- Real Estate
Incoming Checklist - Australia
The checklist below is a summary of some of the things you need to consider when managing a move to Australia. A lot depends upon your individual family situation, so we've concentrated on what we think are the major issues. Note that some of the comments only apply to temporary residents and we have tried to "flag" these.
This is just our view, but it does come with the benefit of quite a few moves between countries, and back to Australia:
- Returning Australian expats, as well as migrants, who have been covered by private health insurance outside Australia can sometimes arrange "continuity of cover" with Australian private health insurance. This means that no waiting periods may apply in relation to Australian cover - but you often need to apply within 30 days of ceasing your previous health insurance - so don't delay. Temporary residents, for example on 457 visas, need to provide proof of appropriate health insurance before their visas will be issued - this health insurance cover can be arranged quite quickly online.
- Our experience is that choosing the "right" school for children rates very highly on any priority list - and can drive a variety of issues, including precisely where the family might choose to live. See our section on "Choosing an Australian School".
- Regardless of your nationality, or where you come from, arrange a tax briefing well in advance of arriving in Australia, so that there are no unwelcome surprises in terms of any treatment of overseas assets or income. Also, substantial benefits might be available through a restructuring of your remuneration package. Just a reminder for returning expats and migrants - if you have rental property overseas it must be included in your Australian tax return, and treated in very much the same fashion as an Australian investment property. If it was your main residence, then typically it will remain exempt from Australian CGT for six years from the time it was first rented out.
- Migrants and temporary residents should arrange an Australian bank account prior to arrival - this is a very easy process these days. Obtaining a tax file number should also be a priority after arriving - otherwise more tax may be deducted from your salary than necessary.
- Review your life insurance arrangements, particularly those arranged outside Australia - to ensure that you remain covered and the cost is competitive with that available in Australia. This also applies to temporary residents, who can now access full life insurance cover in Australia.
- Be "cheap" when it comes to arranging foreign currency transfers. Australian and international banks make ridiculous amounts of money on currency transfers. You can save up to 1 - 1.5% on a currency transfer by using online money transfer companies rather than a bank. If you feel more comfortable using a bank, no problem, but you still can access online rates to provide a comparison - see OFX. And to answer an oft raised question - no taxes apply to currency transfers into Australia.
- Returning Australian expatriates should consider moving any offshore pensions into Australian superannuation within the first six months. New migrants should also do so, but only when you are absolutely sure that you intend to stay in Australia permanently. Once the funds are transferred into superannuation they will not be available to you, or able to be transferred elsewhere, until you retire. There is no scope to transfer them into an overseas pension scheme should you leave Australia. Superannuation can be a complex area; particularly when it comes to understanding when and how contributions can be made and benefits withdrawn - see Simply Retirement for an overview or superannuation and retirement considerations in general.

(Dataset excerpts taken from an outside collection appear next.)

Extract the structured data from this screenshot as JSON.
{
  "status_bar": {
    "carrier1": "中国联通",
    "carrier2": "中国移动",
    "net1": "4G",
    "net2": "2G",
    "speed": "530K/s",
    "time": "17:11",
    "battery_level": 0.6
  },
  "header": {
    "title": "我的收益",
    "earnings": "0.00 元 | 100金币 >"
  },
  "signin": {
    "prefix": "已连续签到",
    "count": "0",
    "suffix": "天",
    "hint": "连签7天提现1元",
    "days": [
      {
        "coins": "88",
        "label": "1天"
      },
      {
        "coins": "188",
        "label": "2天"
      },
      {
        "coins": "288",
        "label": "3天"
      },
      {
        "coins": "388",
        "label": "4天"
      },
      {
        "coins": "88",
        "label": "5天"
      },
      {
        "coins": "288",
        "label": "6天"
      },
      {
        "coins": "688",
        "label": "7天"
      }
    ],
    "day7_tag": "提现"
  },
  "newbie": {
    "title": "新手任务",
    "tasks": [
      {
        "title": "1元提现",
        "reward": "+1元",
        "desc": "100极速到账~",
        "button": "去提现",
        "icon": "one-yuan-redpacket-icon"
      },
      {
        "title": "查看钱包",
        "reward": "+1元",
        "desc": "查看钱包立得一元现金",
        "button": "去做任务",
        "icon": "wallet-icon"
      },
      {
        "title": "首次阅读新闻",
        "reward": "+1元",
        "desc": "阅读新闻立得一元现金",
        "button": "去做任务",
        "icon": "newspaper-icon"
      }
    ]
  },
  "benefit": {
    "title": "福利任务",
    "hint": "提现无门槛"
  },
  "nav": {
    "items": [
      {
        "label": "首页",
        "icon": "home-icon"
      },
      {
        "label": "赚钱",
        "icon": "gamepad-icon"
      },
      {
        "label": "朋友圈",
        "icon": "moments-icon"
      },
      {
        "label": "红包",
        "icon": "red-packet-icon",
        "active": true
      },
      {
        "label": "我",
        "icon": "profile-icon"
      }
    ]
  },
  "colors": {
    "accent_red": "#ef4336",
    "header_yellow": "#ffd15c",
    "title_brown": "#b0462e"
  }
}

- You will typically need to arrange a variety of insurances in Australia - including vehicle, house and contents. Bring proof of your claims record when you come to Australia, otherwise you risk paying higher premiums than necessary.
- Ideally, unless being moved by your company, you should seek three quotes from international removal firms and do some background checks on their delivery partner in Australia. Make sure but they quote on the same basis - e.g. x cubic meters and "door to door" - and consider very carefully using a specialist insurer to insure your contents. Many removalists make a larger margin on insurance than they do on the removals.
- Arrange temporary accommodation in Australia well in advance of your arrival. As this is being written, arranging long term rental accommodation can be difficult to arrange in certain parts of Australia, and if you intend to rent housing you should bring references from previous landlords, if possible.
- Importing a car into Australia can be a complicated process and it may be the last thing you want to contemplate in what is already a busy period, but Australian car prices are (still) exorbitant, particularly for "luxury" cars compared to the UK and some other countries, and this may represent a never to be repeated opportunity to make a significant saving.
We will have missed a few things - comments are very welcome!